On Monday we talked about initiative and how it was seen by some as something of a jarring transition from narrative flow to mechanical book keeping. Today, for those who agree that this is a problem, I wanted to look at some ways to handle initiative so it doesn't break flow as much.
Initiative As A Static Stat
This is the most common method I've seen bandied about. It's not without merit. Initiative is based off a stat. In D&D it is heavily influenced by your Dex modifier. So what if we just took all those static initiative modifiers, assumed a 10, and that was everyone's initiative? It could work. What about other systems?
Well, systems like L5R and World of Darkness that work with dice pools could key off of stats and skills as well. For these you could just take the number of dice in the pool and use that to determine initiative. The more dice, the faster you go.
The benefit a lot of people see to this is it makes things play out about the way everyone expects it to play out. The person with the high dex should be going faster than the dwarf who can barely stand up straight whether she's drunk or not, right?
On the counter side of things though, when scores are close there should be a chance for a person with a lower dex/pool to be faster. Chance should play a factor, because sometimes you just get lucky. By removing die rolls you remove that factor of luck. It enables someone to just invest heavily in a great initiative, and then abuse it for relative safety with a strong alpha strike that leaves little to no need for any follow up damage.
This is my favorite way to handle initiative being a problem. In 20+ years at the gaming table I count less times than I have fingers when a session of RP had me rolling initiative more than four times. As such, why not just have everyone roll four initiative scores at the very beginning of the session, the GM writes them down on a notecard, and then when initiative happens you have it already pre-generated.

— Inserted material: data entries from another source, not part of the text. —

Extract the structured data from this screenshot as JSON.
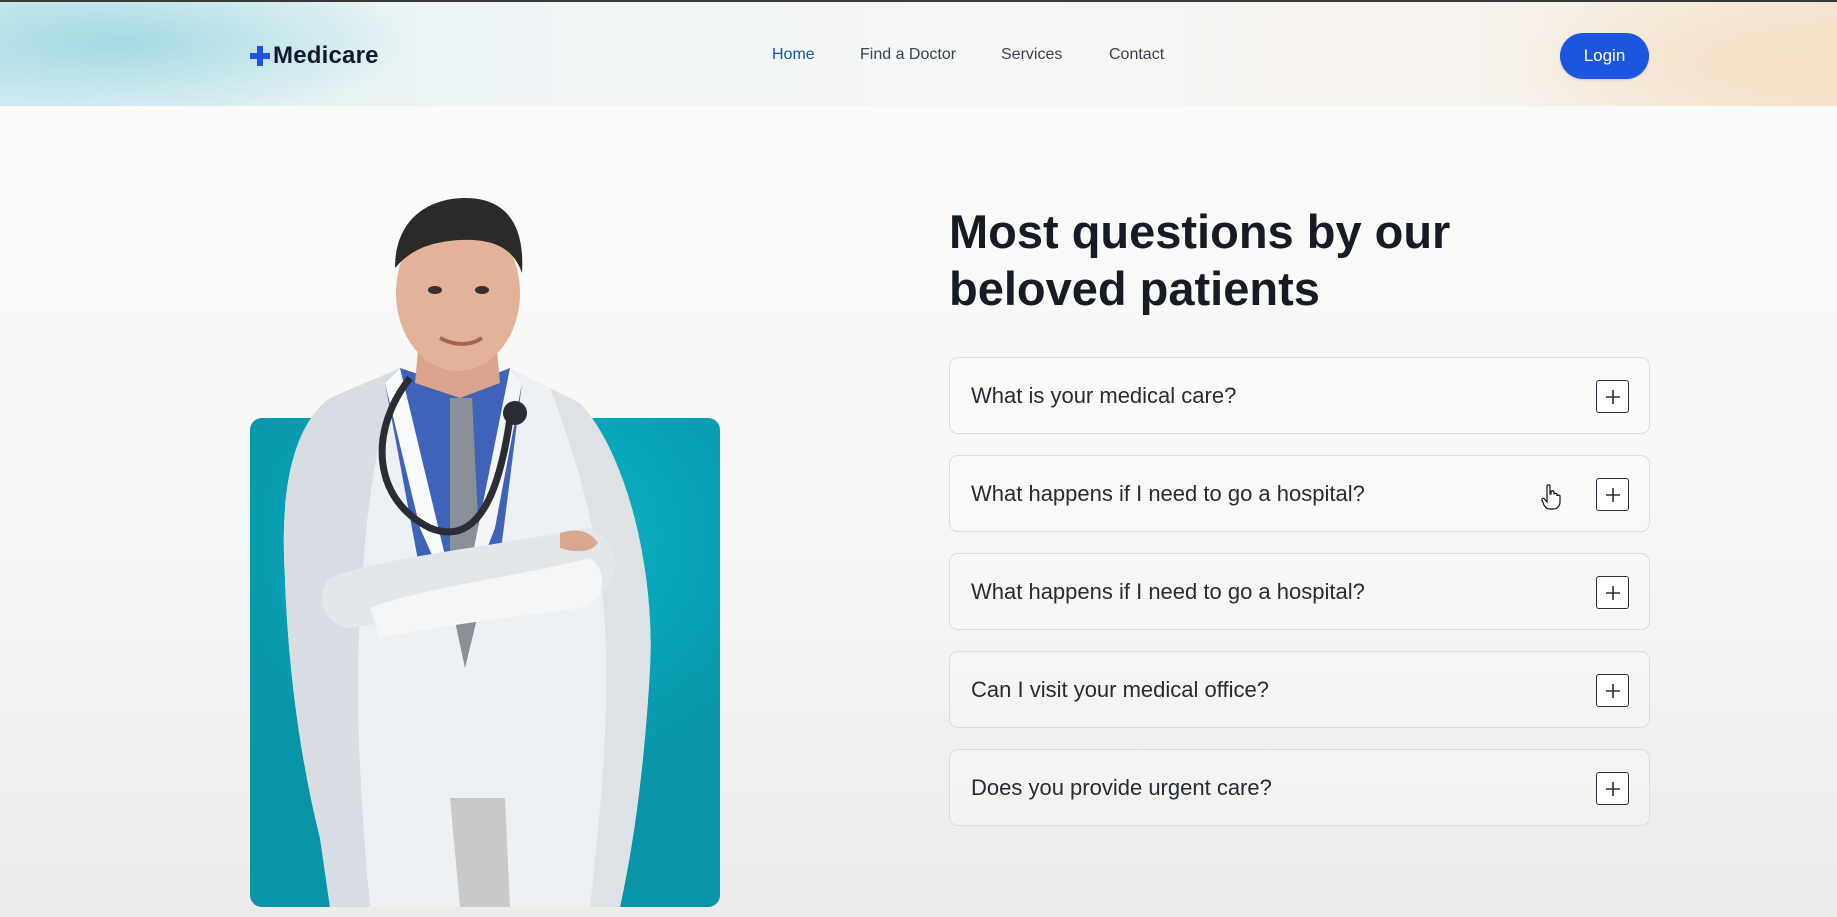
{
  "header": {
    "brand": "Medicare",
    "brand_icon": "medical-cross-icon",
    "nav": [
      {
        "label": "Home",
        "active": true
      },
      {
        "label": "Find a Doctor",
        "active": false
      },
      {
        "label": "Services",
        "active": false
      },
      {
        "label": "Contact",
        "active": false
      }
    ],
    "login_label": "Login"
  },
  "colors": {
    "primary": "#1c55de",
    "nav_active": "#1d4fb5",
    "card_teal": "#08a5b8"
  },
  "faq": {
    "title": "Most questions by our beloved patients",
    "items": [
      {
        "question": "What is your medical care?",
        "icon": "plus-icon"
      },
      {
        "question": "What happens if I need to go a hospital?",
        "icon": "plus-icon"
      },
      {
        "question": "What happens if I need to go a hospital?",
        "icon": "plus-icon"
      },
      {
        "question": "Can I visit your medical office?",
        "icon": "plus-icon"
      },
      {
        "question": "Does you provide urgent care?",
        "icon": "plus-icon"
      }
    ]
  }
}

The counter argument that pops to mind is people meta-gaming because they know they have a great initiative score for the first fight and so don't have to worry too much about not getting taken by surprise. You can solve that by randomizing which line of initiative you take. You have 4 lines of initiative, so the GM just needs to roll a D4 at the beginning of the fight to decide which column is being used for that fight.
Problems do come up in two forms though. The first is fights the GM doesn't expect. You have initiative for the players but not the NPCs. To solve this I'd recommend just assigning an average roll for the NPC. The second is accounting for modifiers to the initiative of a player or NPC. Some systems give bonuses for ambushing, or have penalties for being wounded. The thing is, these are usually static. So just add or subtract them to the stat block that you have and you should be golden.
GM Handles Initiative
This is another solution I see bandied around. The thing is, I don't think it is actually a solution. For this to really work and not break flow, the GM needs to have people's initiative pre-rolled, in which case it counts as the above solution. Otherwise, all having the GM roll initiative for everyone does is just burden one person, a person needed for the narrative most of the time, to do all the book keeping.
Also, it gets obvious when the GM starts rolling out everyone's initiative. Though, good GMs have ways to fool players with that too.